Le prétendu bluff porte ses fruits
Dans une certaine mesure, les «lignes rouges» ont effectivement influencé l'Occident. L'expert suisse de la Russie, Ulrich Schmid, explique à Blick: «Depuis 2022, nous pouvons observer en Ukraine un jeu d'annonces russes et de concessions occidentales.» Par exemple, au début de la guerre, l'Allemagne hésitait même à envoyer des casques de protection à l'Ukraine.
Aujourd'hui, l'Ukraine reçoit des avions de combat occidentaux. Et ce n'est pas tout: le président ukrainien Volodymyr Zelensky a demandé cette semaine l'autorisation d'utiliser ces armes et avions pour attaquer la Russie.
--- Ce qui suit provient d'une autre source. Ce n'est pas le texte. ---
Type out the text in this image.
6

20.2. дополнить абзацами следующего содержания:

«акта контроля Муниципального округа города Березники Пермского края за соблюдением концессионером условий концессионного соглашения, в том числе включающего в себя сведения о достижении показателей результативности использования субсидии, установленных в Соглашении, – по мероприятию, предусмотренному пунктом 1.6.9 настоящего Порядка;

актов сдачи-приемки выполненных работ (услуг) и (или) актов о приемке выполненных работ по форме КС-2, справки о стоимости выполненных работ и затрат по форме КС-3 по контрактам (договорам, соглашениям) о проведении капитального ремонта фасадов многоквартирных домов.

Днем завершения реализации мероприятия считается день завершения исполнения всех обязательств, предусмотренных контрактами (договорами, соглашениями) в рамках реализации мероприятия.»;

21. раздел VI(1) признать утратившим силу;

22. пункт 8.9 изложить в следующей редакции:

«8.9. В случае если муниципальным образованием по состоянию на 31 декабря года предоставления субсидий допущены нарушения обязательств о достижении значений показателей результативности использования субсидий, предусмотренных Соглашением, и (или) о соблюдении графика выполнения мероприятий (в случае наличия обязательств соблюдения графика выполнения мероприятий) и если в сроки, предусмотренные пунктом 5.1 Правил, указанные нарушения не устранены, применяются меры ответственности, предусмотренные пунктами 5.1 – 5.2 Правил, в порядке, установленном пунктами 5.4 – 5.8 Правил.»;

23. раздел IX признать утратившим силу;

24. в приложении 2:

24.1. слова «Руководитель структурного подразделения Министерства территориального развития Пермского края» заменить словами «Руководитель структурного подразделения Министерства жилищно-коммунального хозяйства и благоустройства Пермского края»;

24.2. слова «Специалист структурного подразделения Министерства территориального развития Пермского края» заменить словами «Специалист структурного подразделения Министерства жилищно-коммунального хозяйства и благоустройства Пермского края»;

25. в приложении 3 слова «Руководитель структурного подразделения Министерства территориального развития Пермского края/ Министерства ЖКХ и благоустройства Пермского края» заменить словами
Sergueï Lavrov, le ministre russe des Affaires étrangères, a rapidement mis en garde les États-Unis mardi contre une acceptation et a même évoqué une nouvelle fois la doctrine nucléaire russe. Celle-ci autorise l'utilisation d'armes nucléaires «si l'existence même de l'État russe est menacée».
Poutine n'a pas la possibilité de recourir à l'escalade
Pour l'instant, les alliés occidentaux hésitent encore à autoriser l'utilisation de ces avions de combat contre la Russie, mais l'histoire récente montre que cette ligne rouge pourrait également être franchie un jour. Les menaces nucléaires russes semblent avoir perdu de leur efficacité, ce que l'Ukraine démontre en agissant dans la région de Koursk.
Gerhard Mangott conclut: «Je ne crois pas que la Russie s'engagera dans une escalade si cette libération d'armes est effectuée par l'Occident.» La raison à cela est surprenante: «Poutine n'avait tout simplement pas prévu que l'Occident serait si déterminé à soutenir l'Ukraine», explique-t-il. Le bluff de Poutine est donc définitivement éventé car il n'avait jamais imaginé une telle réponse. Malgré tout, Gerhard Mangott met en garde: «Ce serait une erreur fatale de l'Occident de croire qu'il n'y a pas de lignes rouges du tout.»
L'expert Ulrich Schmid soupçonne par ailleurs que les priorités de Poutine ne sont pas du tout de se venger de l'Ukraine, mais plutôt: «Il semble tout faire pour signaler à sa propre population qu'il s'agit là d'un non-événement.» Pour sauver la face devant sa population, Poutine risque donc de la perdre devant l'Ukraine et l'Occident. Mangott ajoute: «Les nouvelles menaces en cas de prétendues nouvelles lignes rouges ne sont plus prises aussi sérieusement. Cela affaiblit la crédibilité de la Russie».